[Published in Impact Campus, 24 January]

The Arab League Observation Mission in Syria has just been extended for a month, while the repression and killings are still going on strong. Civil war has begun de facto.
In a meeting in Cairo on January 22, the Arab League’s member countries convened to give an extra month to their observation mission, which was to end on January 29. The mission is headed by Mohamed Al-Dabi, a Sudanese general accused of having created the janjaweed militias responsible of war crimes in Darfur. On January 11, one of the observers, Anwar Malek, from Algeria, resigned saying the mission was a “farce” and that the Syrian army barely bothered to hide its actions.
According to the American ambassador to the UN, Susan Rice, Syria has downright stepped up the pace of its crackdown since the arrival of the Arab League’s observers. The total toll now rises at some 5000 dead, most of them civilians, since the first troubles in March of last year, according to UN statistics. Syria is now subject to economic sanctions imposed by the European Union and several Western countries, but Russian and Chinese opposition impedes the UN Security Council from taking any resolutions condemning the murders.

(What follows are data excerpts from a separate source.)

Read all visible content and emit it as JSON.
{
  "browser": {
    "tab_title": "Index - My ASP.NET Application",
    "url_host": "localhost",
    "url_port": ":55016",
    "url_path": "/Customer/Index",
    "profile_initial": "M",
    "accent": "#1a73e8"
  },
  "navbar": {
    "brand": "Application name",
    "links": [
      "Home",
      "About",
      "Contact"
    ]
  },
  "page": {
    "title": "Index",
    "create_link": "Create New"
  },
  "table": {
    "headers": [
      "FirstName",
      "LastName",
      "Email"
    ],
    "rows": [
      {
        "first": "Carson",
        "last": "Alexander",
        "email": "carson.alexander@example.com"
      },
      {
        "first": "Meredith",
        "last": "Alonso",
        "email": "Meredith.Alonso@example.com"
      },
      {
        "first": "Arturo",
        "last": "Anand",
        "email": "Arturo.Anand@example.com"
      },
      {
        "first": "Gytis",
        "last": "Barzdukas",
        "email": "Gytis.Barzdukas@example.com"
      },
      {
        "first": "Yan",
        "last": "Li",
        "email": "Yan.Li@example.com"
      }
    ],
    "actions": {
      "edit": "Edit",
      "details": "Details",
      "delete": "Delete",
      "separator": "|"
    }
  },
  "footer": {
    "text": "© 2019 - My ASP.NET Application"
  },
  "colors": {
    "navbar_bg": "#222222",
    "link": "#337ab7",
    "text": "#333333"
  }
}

The emir of Qatar recently advocated for an armed Arab intervention in Syria to put an end to the violence. This scenario is highly unlikely, given the negligible impact of the observation mission and the extreme political sensitivity of such an intervention. Moreover, a Libyan-like aerial campaign is impossible, as most fighting occurs in densely populated urban areas. The info coming from the ground all but says a civil war has already broken out, and that sectarian fighting is a frightening but very possible outcome. Bashar Al-Assad’s fall seems inevitable; what remains to be seen is when and, above all, how, it will come to happen.